Siemens Healthineers presents its new Somatom X.cite single-source CT scanner, together with the new myExam companion user guiding system, based on artificial intelligence (AI).
The intelligent user guidance system guides the user through the workflow using specific questions. The user interface works with the latest scanner hardware “to open up new possibilities,” a company press release states. myExam companion makes use of available patient data, such as sex, height, and age, and combines these with additional patient-specific information gathered by asking the user specific questions; for example, about the presence of metal implants, or the ability of patient to hold their breath. The scanner then optimises the scan parameters accordingly to ensure the best possible result. Siemens say that, in combination, these innovations help structure workflow more efficiently, smooth out differences in experience between the users, and achieve extremely high-quality results even in difficult diagnostic situations.
The first CT scanner with myExam companion is the new Somatom X.cite, featuring the Vectron X-ray tube that has previously only been used in the Somatom Force dual-source CT scanner.
“We have been testing Somatom X.cite with the new software platform for the past two months with successful results. We were impressed by both the excellent images and the way the new user guidance system made the workflows faster. The large gantry [82cm] facilitates the examination of seriously ill patients”, comments Christoph Stippich, chair and director, University Hospital Zurich, Zurich, Switzerland.
“We are driving the digital transformation of radiology through constant innovation of our devices. At the same time, we offer—for example, through remote solutions—more and more ways for our partners to create high-quality diagnostics. Somatom X.cite and myExam companion are a big step for our imaging portfolio along this plan into the world of intelligent user support and for Siemens Healthineers on our way to becoming a leader in clinical decision support “, says André Hartung, president Diagnostic Imaging at Siemens Healthineers.

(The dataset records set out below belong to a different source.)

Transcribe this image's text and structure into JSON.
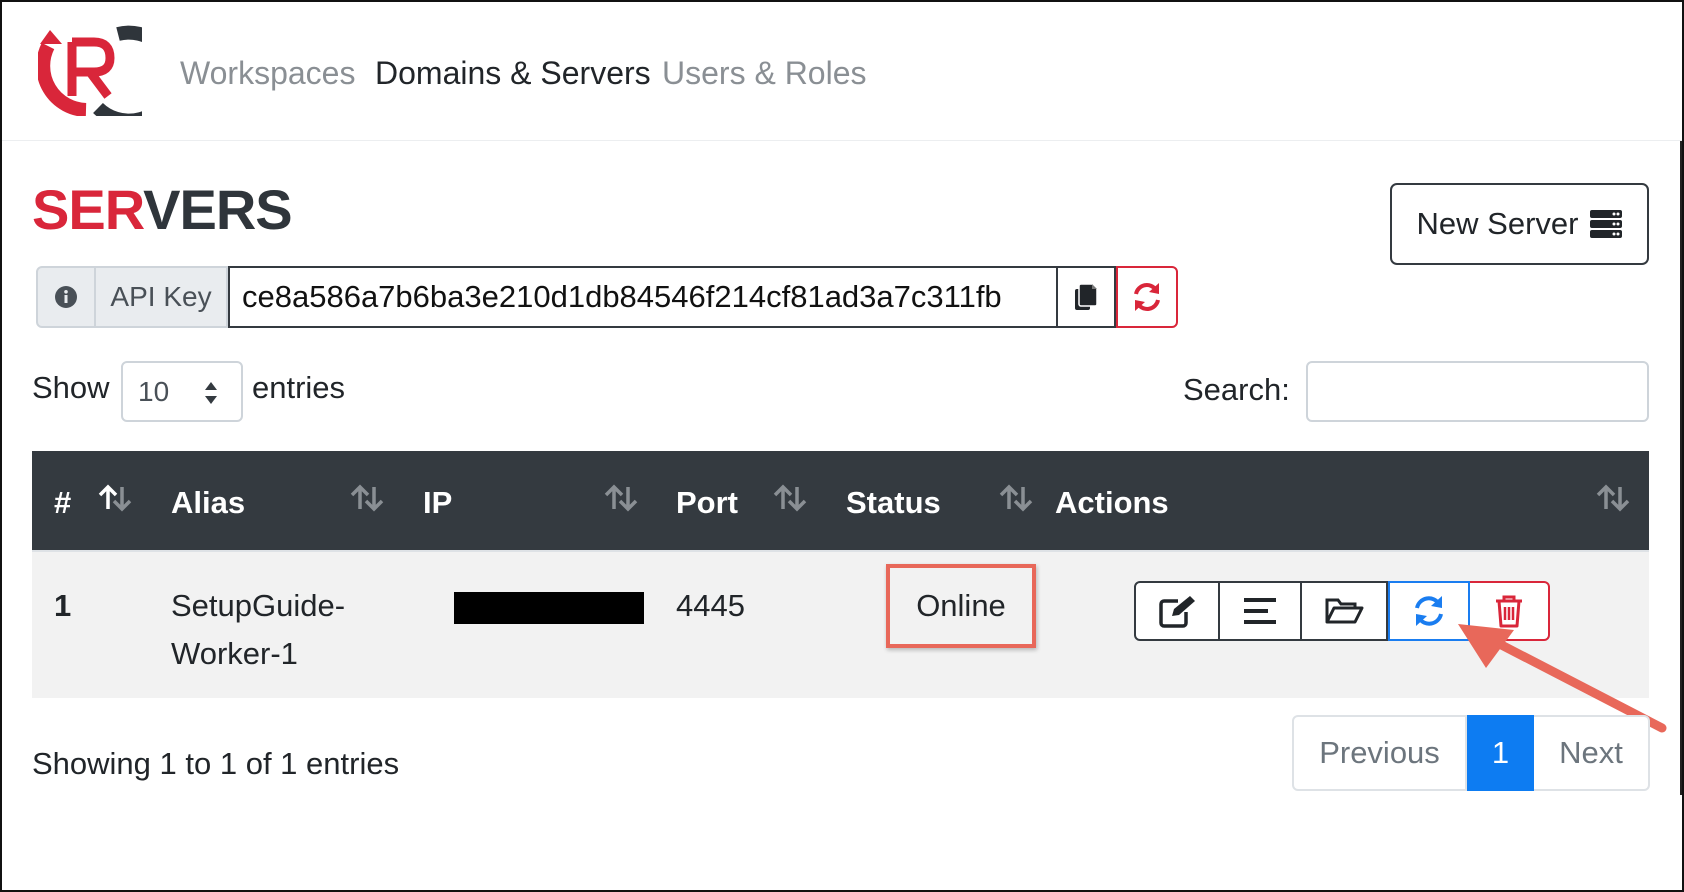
{
  "nav": {
    "items": [
      {
        "label": "Workspaces"
      },
      {
        "label": "Domains & Servers"
      },
      {
        "label": "Users & Roles"
      }
    ]
  },
  "page": {
    "title_red": "SER",
    "title_dark": "VERS",
    "new_server_label": "New Server"
  },
  "api": {
    "label": "API Key",
    "value": "ce8a586a7b6ba3e210d1db84546f214cf81ad3a7c311fb"
  },
  "length_menu": {
    "show_label": "Show",
    "selected": "10",
    "entries_label": "entries"
  },
  "search": {
    "label": "Search:",
    "value": ""
  },
  "table": {
    "columns": [
      "#",
      "Alias",
      "IP",
      "Port",
      "Status",
      "Actions"
    ],
    "rows": [
      {
        "num": "1",
        "alias_line1": "SetupGuide-",
        "alias_line2": "Worker-1",
        "port": "4445",
        "status": "Online"
      }
    ]
  },
  "footer": {
    "info": "Showing 1 to 1 of 1 entries",
    "prev": "Previous",
    "page": "1",
    "next": "Next"
  },
  "colors": {
    "brand_red": "#d9263a",
    "header_dark": "#343a40",
    "primary_blue": "#0d7cf2",
    "annotation": "#e8685a"
  },
  "icons": [
    "logo",
    "info-icon",
    "copy-icon",
    "refresh-icon",
    "server-icon",
    "sort-icon",
    "edit-icon",
    "list-icon",
    "folder-open-icon",
    "sync-icon",
    "trash-icon",
    "arrow-annotation"
  ]
}
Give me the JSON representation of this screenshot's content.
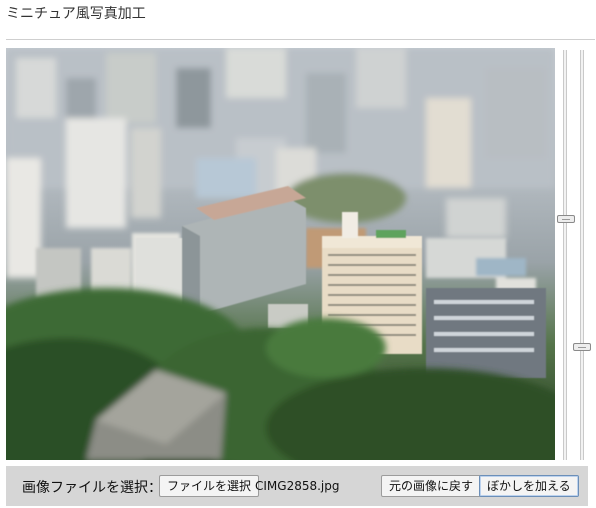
{
  "app": {
    "title": "ミニチュア風写真加工"
  },
  "photo": {
    "alt": "photo-preview"
  },
  "sliders": [
    {
      "name": "blur-area-slider",
      "value": 0.41
    },
    {
      "name": "blur-strength-slider",
      "value": 0.73
    }
  ],
  "toolbar": {
    "file_label": "画像ファイルを選択：",
    "choose_button": "ファイルを選択",
    "file_name": "CIMG2858.jpg",
    "restore_button": "元の画像に戻す",
    "blur_button": "ぼかしを加える"
  }
}
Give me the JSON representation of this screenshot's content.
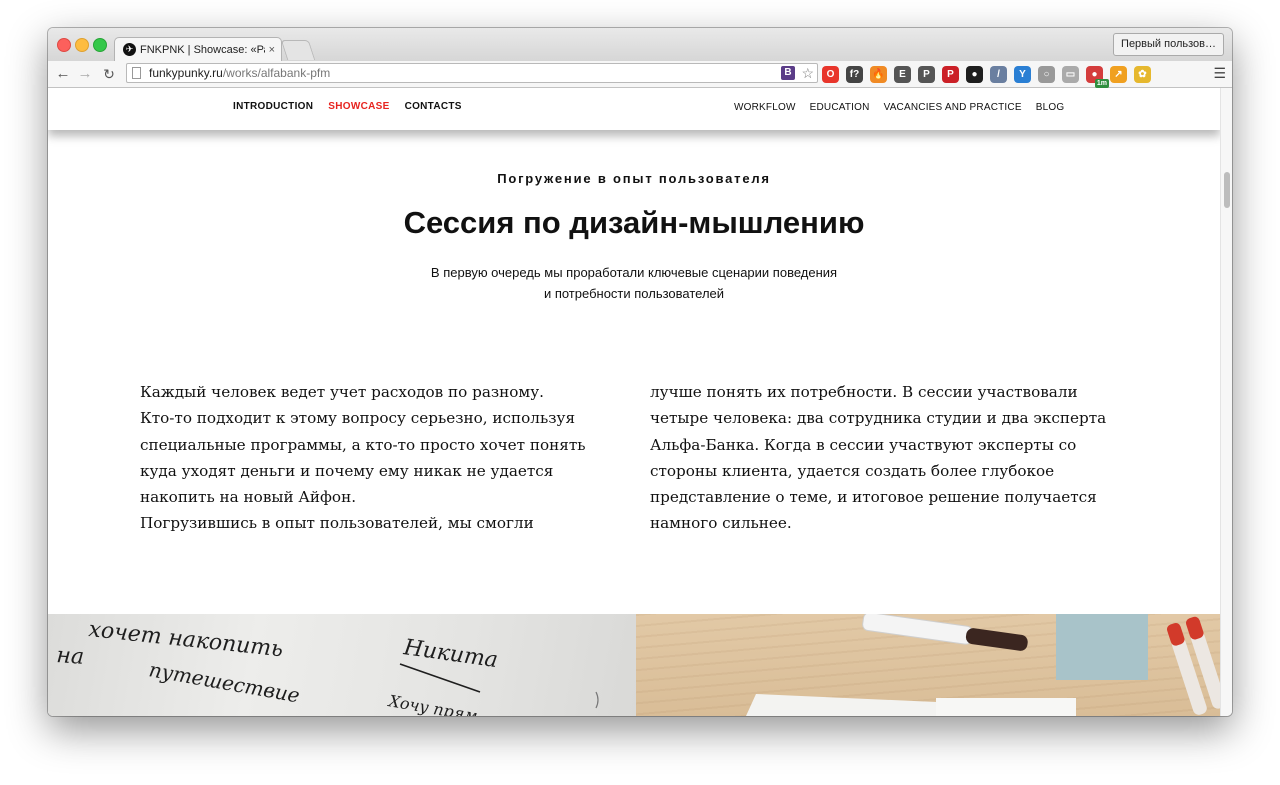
{
  "browser": {
    "tab_title": "FNKPNK | Showcase: «Рас",
    "tab_close": "×",
    "profile_button": "Первый пользов…",
    "url_host": "funkypunky.ru",
    "url_path": "/works/alfabank-pfm",
    "extensions": [
      {
        "name": "opera-ext",
        "glyph": "O",
        "color": "#e8352b"
      },
      {
        "name": "font-finder-ext",
        "glyph": "f?",
        "color": "#444444"
      },
      {
        "name": "fire-ext",
        "glyph": "🔥",
        "color": "#f08a24"
      },
      {
        "name": "evernote-ext",
        "glyph": "E",
        "color": "#555555"
      },
      {
        "name": "pocket-ext",
        "glyph": "P",
        "color": "#555555"
      },
      {
        "name": "pinterest-ext",
        "glyph": "P",
        "color": "#cb2027"
      },
      {
        "name": "camera-ext",
        "glyph": "●",
        "color": "#1e1e1e"
      },
      {
        "name": "eyedropper-ext",
        "glyph": "/",
        "color": "#6a7fa0"
      },
      {
        "name": "y-ext",
        "glyph": "Y",
        "color": "#2a7fd4"
      },
      {
        "name": "ring-ext",
        "glyph": "○",
        "color": "#999999"
      },
      {
        "name": "reader-ext",
        "glyph": "▭",
        "color": "#aaaaaa"
      },
      {
        "name": "timer-ext",
        "glyph": "●",
        "color": "#d43c3c",
        "badge": "1m"
      },
      {
        "name": "chart-ext",
        "glyph": "↗",
        "color": "#f0a020"
      },
      {
        "name": "flower-ext",
        "glyph": "✿",
        "color": "#e6b82e"
      }
    ]
  },
  "nav": {
    "left": [
      {
        "label": "INTRODUCTION",
        "active": false
      },
      {
        "label": "SHOWCASE",
        "active": true
      },
      {
        "label": "CONTACTS",
        "active": false
      }
    ],
    "right": [
      "WORKFLOW",
      "EDUCATION",
      "VACANCIES AND PRACTICE",
      "BLOG"
    ]
  },
  "section": {
    "kicker": "Погружение в опыт пользователя",
    "title": "Сессия по дизайн-мышлению",
    "lede": [
      "В первую очередь мы проработали ключевые сценарии поведения",
      "и потребности пользователей"
    ]
  },
  "body": {
    "left_lines": [
      "Каждый человек ведет учет расходов по разному.",
      "Кто-то подходит к этому вопросу серьезно, используя",
      "специальные программы, а кто-то просто хочет понять",
      "куда уходят деньги и почему ему никак не удается",
      "накопить на новый Айфон.",
      "Погрузившись в опыт пользователей, мы смогли"
    ],
    "right_lines": [
      "лучше понять их потребности. В сессии участвовали",
      "четыре человека: два сотрудника студии и два эксперта",
      "Альфа-Банка. Когда в сессии участвуют эксперты со",
      "стороны клиента, удается создать более глубокое",
      "представление о теме, и итоговое решение получается",
      "намного сильнее."
    ]
  },
  "photos": {
    "whiteboard_words": [
      "хочет накопить",
      "на",
      "путешествие",
      "Никита",
      "Хочу прям"
    ]
  }
}
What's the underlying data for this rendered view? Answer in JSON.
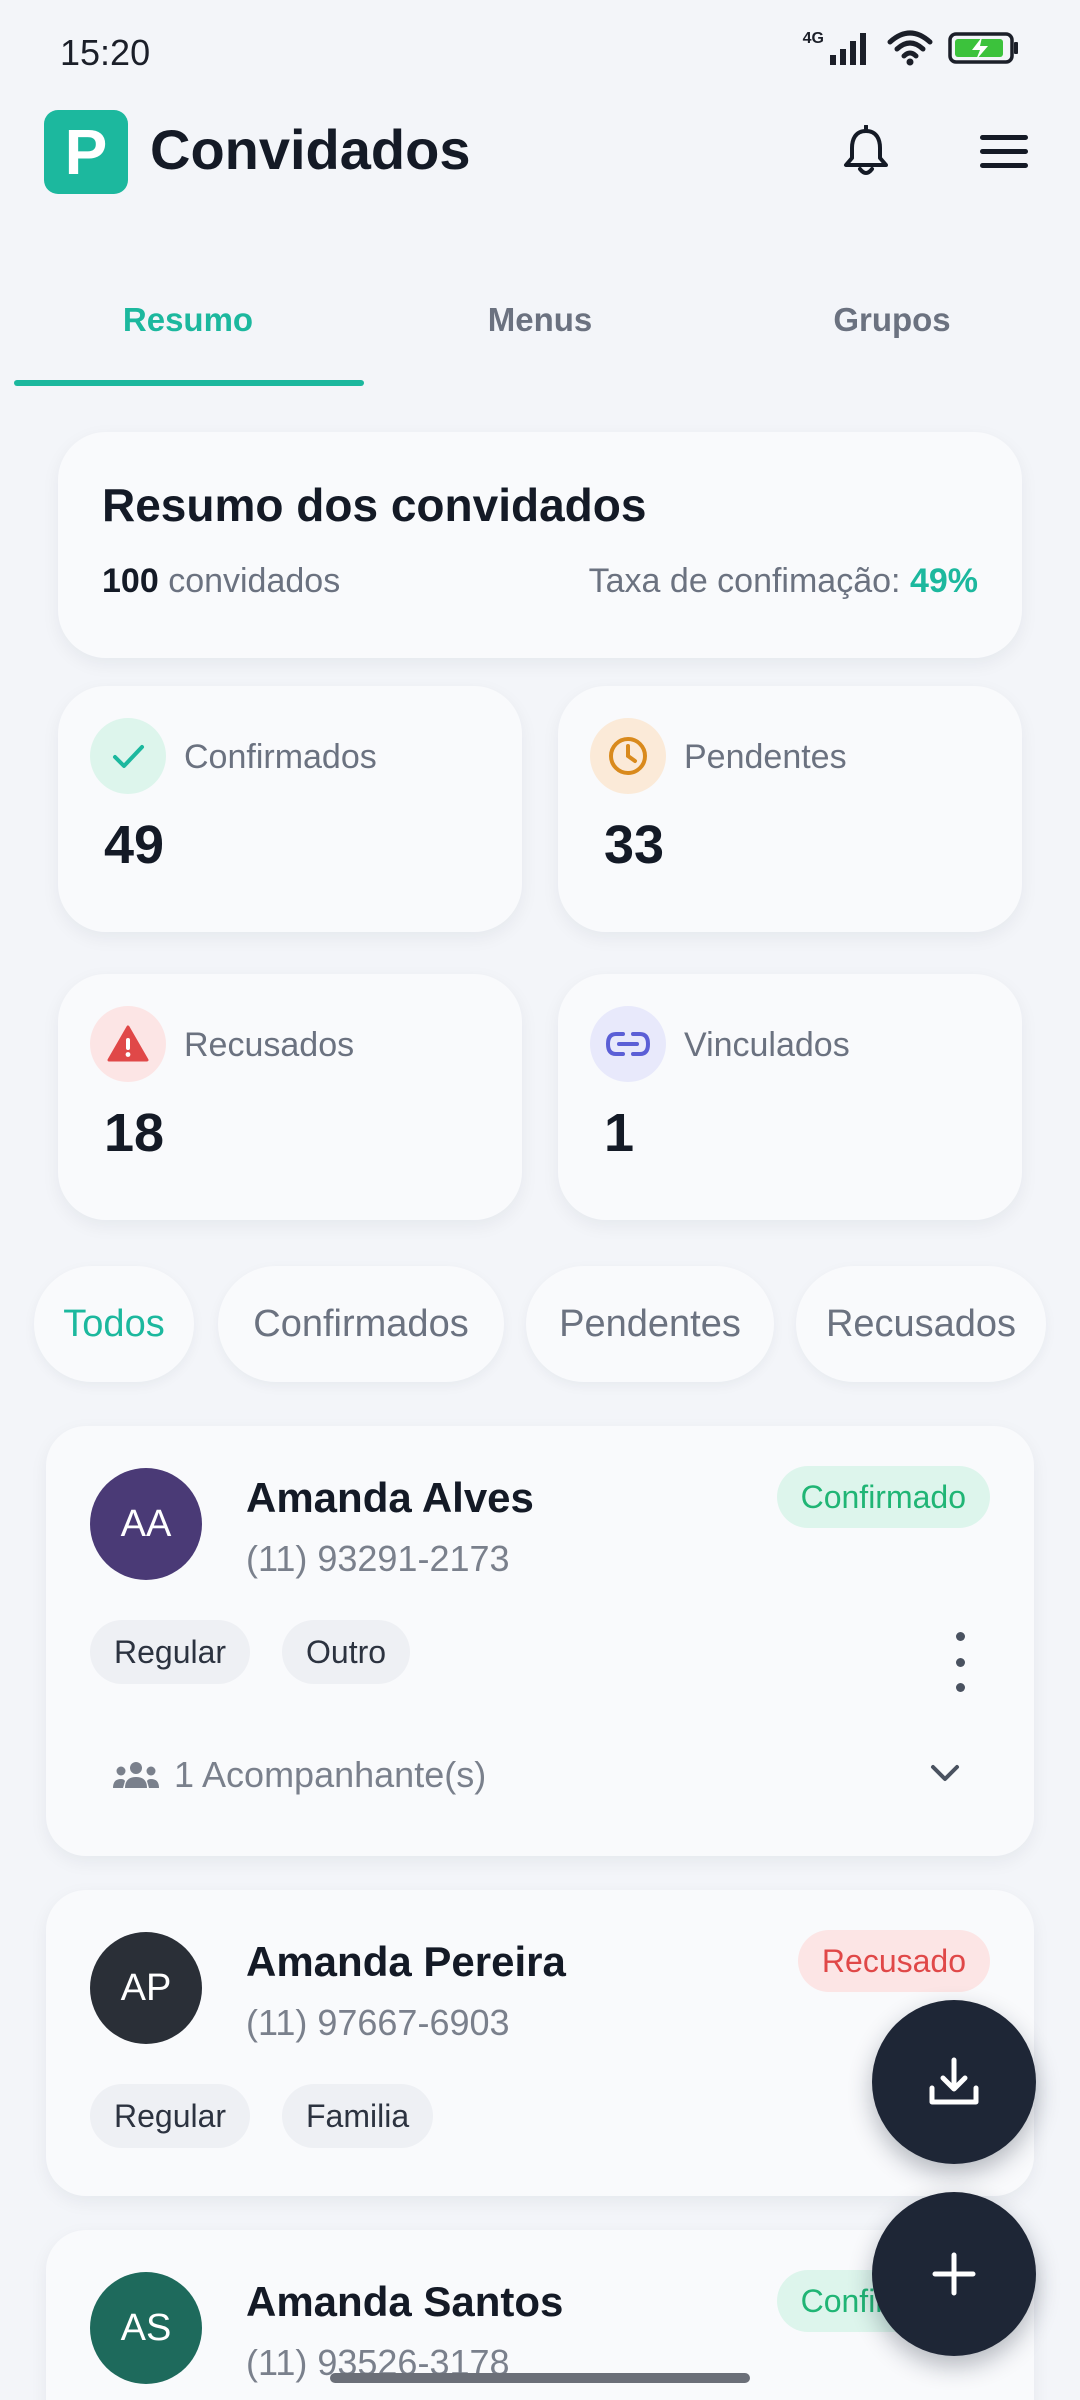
{
  "status": {
    "time": "15:20",
    "network": "4G"
  },
  "header": {
    "logo_letter": "P",
    "title": "Convidados"
  },
  "tabs": [
    {
      "label": "Resumo"
    },
    {
      "label": "Menus"
    },
    {
      "label": "Grupos"
    }
  ],
  "summary": {
    "title": "Resumo dos convidados",
    "total": "100",
    "total_label": "convidados",
    "rate_label": "Taxa de confimação:",
    "rate_value": "49%"
  },
  "stats": [
    {
      "label": "Confirmados",
      "value": "49",
      "icon": "check-icon",
      "color": "#1cb89e"
    },
    {
      "label": "Pendentes",
      "value": "33",
      "icon": "clock-icon",
      "color": "#d98a1c"
    },
    {
      "label": "Recusados",
      "value": "18",
      "icon": "warning-icon",
      "color": "#e04848"
    },
    {
      "label": "Vinculados",
      "value": "1",
      "icon": "link-icon",
      "color": "#5b5fd6"
    }
  ],
  "filters": [
    {
      "label": "Todos"
    },
    {
      "label": "Confirmados"
    },
    {
      "label": "Pendentes"
    },
    {
      "label": "Recusados"
    }
  ],
  "guests": [
    {
      "initials": "AA",
      "name": "Amanda Alves",
      "phone": "(11) 93291-2173",
      "status": "Confirmado",
      "tags": [
        "Regular",
        "Outro"
      ],
      "companions": "1 Acompanhante(s)",
      "avatar_color": "#4a3a76"
    },
    {
      "initials": "AP",
      "name": "Amanda Pereira",
      "phone": "(11) 97667-6903",
      "status": "Recusado",
      "tags": [
        "Regular",
        "Familia"
      ],
      "avatar_color": "#2a2f37"
    },
    {
      "initials": "AS",
      "name": "Amanda Santos",
      "phone": "(11) 93526-3178",
      "status": "Confirmado",
      "avatar_color": "#1e6a5c"
    }
  ]
}
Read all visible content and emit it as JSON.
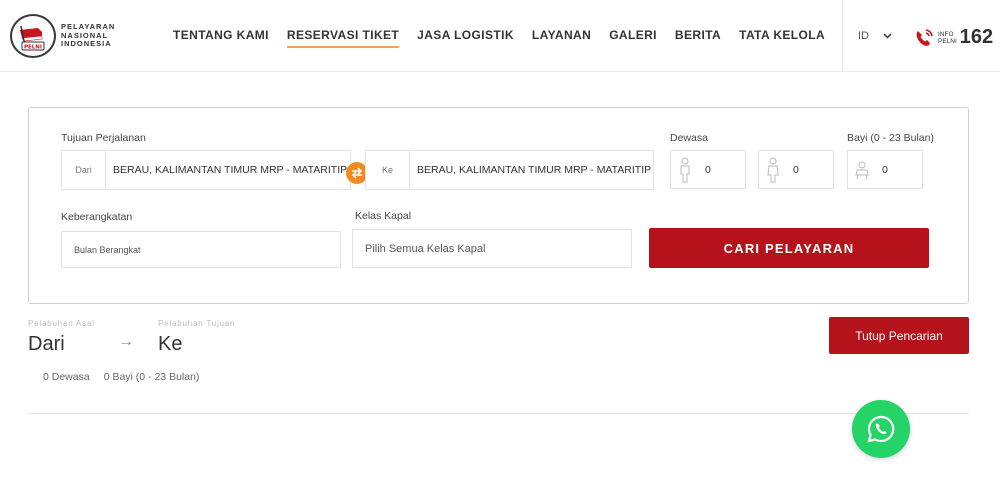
{
  "brand": {
    "lines": [
      "PELAYARAN",
      "NASIONAL",
      "INDONESIA"
    ],
    "badge_text": "PELNI"
  },
  "nav": [
    {
      "label": "TENTANG KAMI",
      "active": false
    },
    {
      "label": "RESERVASI TIKET",
      "active": true
    },
    {
      "label": "JASA LOGISTIK",
      "active": false
    },
    {
      "label": "LAYANAN",
      "active": false
    },
    {
      "label": "GALERI",
      "active": false
    },
    {
      "label": "BERITA",
      "active": false
    },
    {
      "label": "TATA KELOLA",
      "active": false
    }
  ],
  "header_right": {
    "language": "ID",
    "info_label_top": "INFO",
    "info_label_bottom": "PELNI",
    "info_number": "162"
  },
  "search": {
    "destination_label": "Tujuan Perjalanan",
    "from_prefix": "Dari",
    "from_value": "BERAU, KALIMANTAN TIMUR MRP - MATARITIP",
    "to_prefix": "Ke",
    "to_value": "BERAU, KALIMANTAN TIMUR MRP - MATARITIP",
    "adult_label": "Dewasa",
    "adult_value": "0",
    "second_pax_value": "0",
    "infant_label": "Bayi (0 - 23 Bulan)",
    "infant_value": "0",
    "departure_label": "Keberangkatan",
    "departure_placeholder": "Bulan Berangkat",
    "class_label": "Kelas Kapal",
    "class_placeholder": "Pilih Semua Kelas Kapal",
    "search_button": "CARI PELAYARAN"
  },
  "summary": {
    "origin_label": "Pelabuhan Asal",
    "origin_value": "Dari",
    "destination_label": "Pelabuhan Tujuan",
    "destination_value": "Ke",
    "arrow": "→",
    "adults": "0 Dewasa",
    "infants": "0 Bayi (0 - 23 Bulan)",
    "close_button": "Tutup Pencarian"
  },
  "colors": {
    "primary": "#b5121b",
    "accent": "#f28a22",
    "whatsapp": "#25d366"
  },
  "icons": [
    "pelni-logo-icon",
    "chevron-down-icon",
    "phone-icon",
    "swap-icon",
    "adult-icon",
    "child-icon",
    "infant-icon",
    "whatsapp-icon"
  ]
}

The new intelligent user guidance system lets users utilise the full potential of the new Somatom X.cite, as well as the Somatom go scanner platform, which is already used on the market. It is now also possible to share established examination protocols between scanners quickly and without complications. Using AI, Siemens Healthineers has analysed thousands of scanning processes and identified key questions about the general conditions for achieving optimized scanning results. This led to the development of decision trees that ask the users relevant questions at each stage, thus guiding them through the scan preparations without complications. Workflows and their results are also more standardised, since this makes it possible to reduce deviations at a patient and user level.
“The decision trees found in almost every hospital, which have often previously been sketched on paper at an individual department level and define particular scanning parameters for different cases, are now directly integrated in the scanner software—in other words, exactly where they are needed,” comments Hatem Alkadhi, consultant radiologist at University Hospital Zurich (Zurich, Switzerland).